En parallèle, la restauration rapide traditionnelle «à l'américaine» se porte mal, à l'image du géant McDonald's qui a décidé de bannir de ses cuisines les poulets élevés aux antibiotiques dans l'espoir de faire revenir les clients. Les autres grands noms comme Chipotle clament haut et fort la traçabilité de leurs produits.

Élitiste

Dans ce nouveau désir du manger sain, le déclin de Whole Foods s'explique par une réputation écornée et une concurrence de plus en plus forte dans le «bio», selon les experts.

Le département responsable de la protection des consommateurs de New York a annoncé en juin avoir découvert que Whole Foods faisait surpayer ses clients sur des produits préconditionnés ou préemballés. Le prix affiché ne correspondait pas par exemple au prix payé en caisse par le client.

Cette enquête, qui a reçu un fort retentissement médiatique, a écorné l'image de l'enseigne et conforté sa réputation d'élitisme et son surnom de «Whole Paycheck» (J'y laisse toute ma paie).

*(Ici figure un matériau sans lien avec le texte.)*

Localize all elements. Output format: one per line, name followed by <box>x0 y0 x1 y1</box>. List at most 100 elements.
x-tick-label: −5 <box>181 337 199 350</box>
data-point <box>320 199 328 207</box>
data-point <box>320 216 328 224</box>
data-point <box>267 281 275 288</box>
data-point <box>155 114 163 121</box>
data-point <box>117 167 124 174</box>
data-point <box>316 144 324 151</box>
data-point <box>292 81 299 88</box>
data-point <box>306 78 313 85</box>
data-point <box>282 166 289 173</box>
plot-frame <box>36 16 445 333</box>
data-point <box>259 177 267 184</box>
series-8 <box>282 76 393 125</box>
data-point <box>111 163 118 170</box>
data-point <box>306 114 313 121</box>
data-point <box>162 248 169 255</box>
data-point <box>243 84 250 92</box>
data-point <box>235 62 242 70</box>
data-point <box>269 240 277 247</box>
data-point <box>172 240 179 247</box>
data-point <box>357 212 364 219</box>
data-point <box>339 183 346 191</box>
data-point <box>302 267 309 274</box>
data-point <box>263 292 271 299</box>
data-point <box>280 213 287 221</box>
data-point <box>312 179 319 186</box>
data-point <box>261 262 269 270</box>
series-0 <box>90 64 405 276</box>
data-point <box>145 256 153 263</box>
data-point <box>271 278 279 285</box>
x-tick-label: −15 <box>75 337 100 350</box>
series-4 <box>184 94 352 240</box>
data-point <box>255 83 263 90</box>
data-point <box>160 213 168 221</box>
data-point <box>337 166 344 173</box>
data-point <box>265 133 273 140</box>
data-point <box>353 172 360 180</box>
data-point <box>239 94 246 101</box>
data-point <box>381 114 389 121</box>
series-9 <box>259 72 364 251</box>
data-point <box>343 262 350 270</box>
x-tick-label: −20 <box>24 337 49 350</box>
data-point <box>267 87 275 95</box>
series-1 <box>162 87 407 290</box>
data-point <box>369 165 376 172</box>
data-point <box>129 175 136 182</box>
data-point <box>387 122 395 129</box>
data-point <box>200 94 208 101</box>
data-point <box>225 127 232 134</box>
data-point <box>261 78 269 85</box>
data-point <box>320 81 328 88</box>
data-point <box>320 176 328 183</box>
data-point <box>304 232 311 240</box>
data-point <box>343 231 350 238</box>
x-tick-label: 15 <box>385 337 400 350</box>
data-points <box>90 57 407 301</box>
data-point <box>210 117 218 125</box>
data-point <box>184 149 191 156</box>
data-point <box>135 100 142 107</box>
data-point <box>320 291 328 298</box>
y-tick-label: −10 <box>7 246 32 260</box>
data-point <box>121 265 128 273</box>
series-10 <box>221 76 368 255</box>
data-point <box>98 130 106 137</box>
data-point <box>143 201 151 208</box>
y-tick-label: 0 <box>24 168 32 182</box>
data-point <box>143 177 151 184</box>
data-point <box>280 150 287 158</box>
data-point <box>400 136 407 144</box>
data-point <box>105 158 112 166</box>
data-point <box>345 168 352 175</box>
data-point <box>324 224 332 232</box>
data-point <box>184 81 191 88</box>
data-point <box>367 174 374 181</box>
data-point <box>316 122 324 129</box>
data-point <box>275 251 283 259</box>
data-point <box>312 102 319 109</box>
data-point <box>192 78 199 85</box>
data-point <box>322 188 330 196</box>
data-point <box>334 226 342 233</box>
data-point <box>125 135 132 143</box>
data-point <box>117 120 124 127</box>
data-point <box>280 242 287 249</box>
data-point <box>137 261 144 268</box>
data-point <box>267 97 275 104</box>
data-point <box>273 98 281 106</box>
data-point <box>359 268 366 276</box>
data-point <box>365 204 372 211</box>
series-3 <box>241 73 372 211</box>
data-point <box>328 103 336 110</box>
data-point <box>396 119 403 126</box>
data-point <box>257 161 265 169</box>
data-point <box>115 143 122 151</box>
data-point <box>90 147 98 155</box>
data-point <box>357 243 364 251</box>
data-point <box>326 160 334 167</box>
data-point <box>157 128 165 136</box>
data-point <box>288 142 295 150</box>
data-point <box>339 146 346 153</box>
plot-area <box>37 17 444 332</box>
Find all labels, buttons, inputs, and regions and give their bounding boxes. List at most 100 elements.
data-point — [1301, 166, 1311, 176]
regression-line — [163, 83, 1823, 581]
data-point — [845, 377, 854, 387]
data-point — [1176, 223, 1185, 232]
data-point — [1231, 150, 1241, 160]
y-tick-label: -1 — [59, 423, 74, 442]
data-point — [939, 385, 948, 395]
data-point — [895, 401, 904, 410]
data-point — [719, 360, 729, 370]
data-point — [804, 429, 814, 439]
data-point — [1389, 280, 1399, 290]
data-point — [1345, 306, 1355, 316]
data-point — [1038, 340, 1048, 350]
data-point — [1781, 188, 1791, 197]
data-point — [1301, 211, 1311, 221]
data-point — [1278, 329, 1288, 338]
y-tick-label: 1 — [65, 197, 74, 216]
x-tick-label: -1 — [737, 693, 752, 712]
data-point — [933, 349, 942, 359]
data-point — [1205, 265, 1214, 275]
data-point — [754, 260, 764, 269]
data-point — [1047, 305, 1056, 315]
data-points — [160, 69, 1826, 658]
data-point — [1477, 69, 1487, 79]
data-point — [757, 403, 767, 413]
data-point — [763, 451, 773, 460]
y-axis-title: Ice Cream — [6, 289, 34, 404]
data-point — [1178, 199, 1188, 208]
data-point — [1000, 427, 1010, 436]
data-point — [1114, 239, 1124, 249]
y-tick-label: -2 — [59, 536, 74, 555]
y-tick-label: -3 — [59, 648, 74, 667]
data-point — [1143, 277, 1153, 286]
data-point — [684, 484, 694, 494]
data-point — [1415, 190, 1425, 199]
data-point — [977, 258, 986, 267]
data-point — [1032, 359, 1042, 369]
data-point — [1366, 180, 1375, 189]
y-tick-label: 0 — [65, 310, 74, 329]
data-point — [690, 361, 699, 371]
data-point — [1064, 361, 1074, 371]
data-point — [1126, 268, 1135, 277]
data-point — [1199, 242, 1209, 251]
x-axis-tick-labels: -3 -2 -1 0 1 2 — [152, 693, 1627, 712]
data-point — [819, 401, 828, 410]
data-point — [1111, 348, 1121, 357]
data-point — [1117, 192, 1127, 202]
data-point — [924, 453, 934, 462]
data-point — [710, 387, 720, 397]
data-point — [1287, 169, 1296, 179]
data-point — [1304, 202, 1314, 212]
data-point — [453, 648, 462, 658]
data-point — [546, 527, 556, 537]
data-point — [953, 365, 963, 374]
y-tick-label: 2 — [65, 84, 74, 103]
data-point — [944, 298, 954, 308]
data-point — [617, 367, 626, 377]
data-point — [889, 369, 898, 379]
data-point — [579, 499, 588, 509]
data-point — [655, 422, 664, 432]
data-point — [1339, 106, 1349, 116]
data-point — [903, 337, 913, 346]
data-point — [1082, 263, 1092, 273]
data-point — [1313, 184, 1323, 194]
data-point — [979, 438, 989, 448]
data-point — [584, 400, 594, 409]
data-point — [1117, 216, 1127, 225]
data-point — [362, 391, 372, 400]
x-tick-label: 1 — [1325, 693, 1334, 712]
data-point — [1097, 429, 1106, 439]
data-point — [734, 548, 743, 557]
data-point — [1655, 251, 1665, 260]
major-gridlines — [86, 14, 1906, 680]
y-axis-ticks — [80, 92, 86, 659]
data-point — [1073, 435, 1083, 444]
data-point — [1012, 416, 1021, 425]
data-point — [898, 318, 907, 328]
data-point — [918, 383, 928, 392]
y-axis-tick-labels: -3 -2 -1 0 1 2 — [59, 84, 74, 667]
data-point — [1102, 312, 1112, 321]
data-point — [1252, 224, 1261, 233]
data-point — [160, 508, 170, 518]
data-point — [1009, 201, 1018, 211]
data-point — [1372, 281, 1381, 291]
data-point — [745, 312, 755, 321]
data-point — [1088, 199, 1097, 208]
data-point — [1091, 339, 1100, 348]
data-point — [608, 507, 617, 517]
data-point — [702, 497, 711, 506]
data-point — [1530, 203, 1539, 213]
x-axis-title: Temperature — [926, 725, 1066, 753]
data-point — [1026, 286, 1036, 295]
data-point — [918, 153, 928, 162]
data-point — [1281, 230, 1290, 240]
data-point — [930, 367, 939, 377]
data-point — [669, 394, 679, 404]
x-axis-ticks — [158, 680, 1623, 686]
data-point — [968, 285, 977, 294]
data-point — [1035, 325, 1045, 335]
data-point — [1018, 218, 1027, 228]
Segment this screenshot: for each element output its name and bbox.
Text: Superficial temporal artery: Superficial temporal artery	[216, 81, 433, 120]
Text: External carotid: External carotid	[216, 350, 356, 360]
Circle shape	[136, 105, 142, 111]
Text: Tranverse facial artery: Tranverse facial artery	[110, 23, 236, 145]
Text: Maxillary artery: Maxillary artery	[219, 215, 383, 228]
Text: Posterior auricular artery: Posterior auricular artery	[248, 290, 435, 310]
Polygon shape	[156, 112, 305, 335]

Cet épisode rappelle, selon l'analyste Karen Short de Deutsche Bank, que les consommateurs estiment que les produits de Whole Foods sont trop chers.

Un panier moyen vaut 100 dollars chez Whole Foods à Boston, son deuxième gros marché après New York, contre 70 chez le concurrent Trader Joe's, selon la banque Jefferies.

En ligne, sur 120 articles identiques, les analystes de Deutsche Bank ont trouvé que les produits frais vendus par Whole Foods, via la plateforme Instacart, étaient 10 % plus chers que ceux commercialisés par AmazonFresh entre les 6 et 10 juillet.

«Pour la plupart des consommateurs, le prix est important. Ils en viennent à se demander si les prix gonflés des produits Whole Foods en valent vraiment la peine», observe M. Ayoob.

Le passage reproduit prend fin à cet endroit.